I'm just barely pregnant with Weston James here. We know, at this point, but nobody else does.
I look at this picture, and I just know. Jordan still wears those butterfly jams; she still loves the slide like a mother; she still doesn't have much hair to speak of. But she's a baby here, and she's not anymore. Much is the same, but more is different.
Ah. That disgusting patio pre-revamp. Still one of her favorite haunts though. And this face says - even if her vocabulary can't - "I know you asked me to get off of the filthy floor. But I'm just going to look at you like this instead."
Worth noting: I am looking at those EXACT socks at this EXACT moment on my EXACT fat son. Jordan is a year and a half here; Weston is four months. And they're still cutting off his cankles' circulation.
Hawaii for our babymoon. A tiny rental car, a huge pregnant woman, and a hot pink inflatable. Paradise nonetheless.

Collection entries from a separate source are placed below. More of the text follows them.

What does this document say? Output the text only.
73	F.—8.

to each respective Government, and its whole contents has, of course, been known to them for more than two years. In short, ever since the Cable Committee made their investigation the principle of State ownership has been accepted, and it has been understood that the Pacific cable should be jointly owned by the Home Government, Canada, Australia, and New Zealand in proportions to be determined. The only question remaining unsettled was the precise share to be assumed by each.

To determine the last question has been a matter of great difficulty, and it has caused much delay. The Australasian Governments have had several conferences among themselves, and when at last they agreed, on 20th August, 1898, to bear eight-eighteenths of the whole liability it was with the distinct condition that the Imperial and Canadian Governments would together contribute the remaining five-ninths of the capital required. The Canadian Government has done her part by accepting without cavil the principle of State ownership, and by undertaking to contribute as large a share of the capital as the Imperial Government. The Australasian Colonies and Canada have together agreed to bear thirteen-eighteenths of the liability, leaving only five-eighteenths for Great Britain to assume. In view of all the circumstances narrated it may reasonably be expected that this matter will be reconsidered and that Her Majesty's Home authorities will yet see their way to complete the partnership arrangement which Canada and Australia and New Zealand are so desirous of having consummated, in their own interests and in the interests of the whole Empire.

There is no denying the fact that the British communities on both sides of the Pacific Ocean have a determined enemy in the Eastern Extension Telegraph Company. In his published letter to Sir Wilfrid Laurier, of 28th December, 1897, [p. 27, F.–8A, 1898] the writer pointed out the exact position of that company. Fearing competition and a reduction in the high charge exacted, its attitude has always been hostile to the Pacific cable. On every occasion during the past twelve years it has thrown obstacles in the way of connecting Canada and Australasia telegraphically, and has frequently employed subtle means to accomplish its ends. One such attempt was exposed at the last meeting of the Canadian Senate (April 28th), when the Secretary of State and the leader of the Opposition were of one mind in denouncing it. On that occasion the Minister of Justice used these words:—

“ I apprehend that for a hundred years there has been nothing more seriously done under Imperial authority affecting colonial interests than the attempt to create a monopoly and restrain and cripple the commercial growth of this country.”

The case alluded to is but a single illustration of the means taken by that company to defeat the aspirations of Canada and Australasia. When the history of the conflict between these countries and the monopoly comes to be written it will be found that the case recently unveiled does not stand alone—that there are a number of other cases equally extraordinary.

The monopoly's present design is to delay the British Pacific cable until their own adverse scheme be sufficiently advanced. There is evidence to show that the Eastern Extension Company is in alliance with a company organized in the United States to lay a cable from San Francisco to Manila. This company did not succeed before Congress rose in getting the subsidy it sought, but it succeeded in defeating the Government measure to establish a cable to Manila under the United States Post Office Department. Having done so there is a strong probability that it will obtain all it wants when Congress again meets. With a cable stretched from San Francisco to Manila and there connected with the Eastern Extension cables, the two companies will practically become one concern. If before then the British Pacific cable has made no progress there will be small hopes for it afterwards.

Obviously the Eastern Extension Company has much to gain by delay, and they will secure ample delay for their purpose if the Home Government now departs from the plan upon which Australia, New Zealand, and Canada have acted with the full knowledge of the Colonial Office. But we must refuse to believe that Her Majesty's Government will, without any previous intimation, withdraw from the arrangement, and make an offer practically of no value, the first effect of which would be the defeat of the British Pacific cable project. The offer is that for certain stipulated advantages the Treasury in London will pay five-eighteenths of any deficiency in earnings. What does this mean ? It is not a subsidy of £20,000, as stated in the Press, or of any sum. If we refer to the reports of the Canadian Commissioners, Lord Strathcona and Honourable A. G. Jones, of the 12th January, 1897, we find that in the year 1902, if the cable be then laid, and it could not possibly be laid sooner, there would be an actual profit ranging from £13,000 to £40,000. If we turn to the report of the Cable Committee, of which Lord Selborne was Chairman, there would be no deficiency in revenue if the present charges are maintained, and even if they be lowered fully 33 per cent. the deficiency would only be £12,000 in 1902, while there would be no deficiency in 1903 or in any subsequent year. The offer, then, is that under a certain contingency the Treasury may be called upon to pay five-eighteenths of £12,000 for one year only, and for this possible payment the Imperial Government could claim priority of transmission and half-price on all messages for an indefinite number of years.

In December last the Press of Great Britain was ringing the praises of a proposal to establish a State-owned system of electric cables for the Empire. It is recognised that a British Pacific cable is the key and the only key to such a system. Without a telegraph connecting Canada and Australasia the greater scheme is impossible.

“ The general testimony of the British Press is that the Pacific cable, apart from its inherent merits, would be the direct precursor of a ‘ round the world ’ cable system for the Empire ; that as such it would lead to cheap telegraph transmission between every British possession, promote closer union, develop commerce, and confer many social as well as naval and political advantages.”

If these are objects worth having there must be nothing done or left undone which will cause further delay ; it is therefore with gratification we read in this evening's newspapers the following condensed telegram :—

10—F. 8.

Beach season with beached whale.
Pretty much the perfect metaphor. Sean is Jordan's constant shadow.
Here's me taking a huge risk that Jordan doesn't pee herself over firework excitement/terror. She's 100% nakey, which the funky lighting masks rather artfully.
Jordan turned two, and I turned sad. Well not really, but you know. A mother's nostalgia. She certainly isn't 5 tiny pounds anymore, but she displays the same stubborn self sufficiency she did on Day One of Jordan.
Oh hey Bud.. You're fat and tardy. Still love ya.
New dynamic. On the left: leery. On the right: creeper.
Shamelessly employing 2013's word of the year.
At my family's huge Christmas gathering - the time of her LIFE. Bouncy houses abounding.
Oh! Bonus shot for 2013 in THIRTEEN photos:
Weston is blissfully unaware of the clenching and imminent threat on his life.
And that is a wrap, friends. Fare thee well 2013.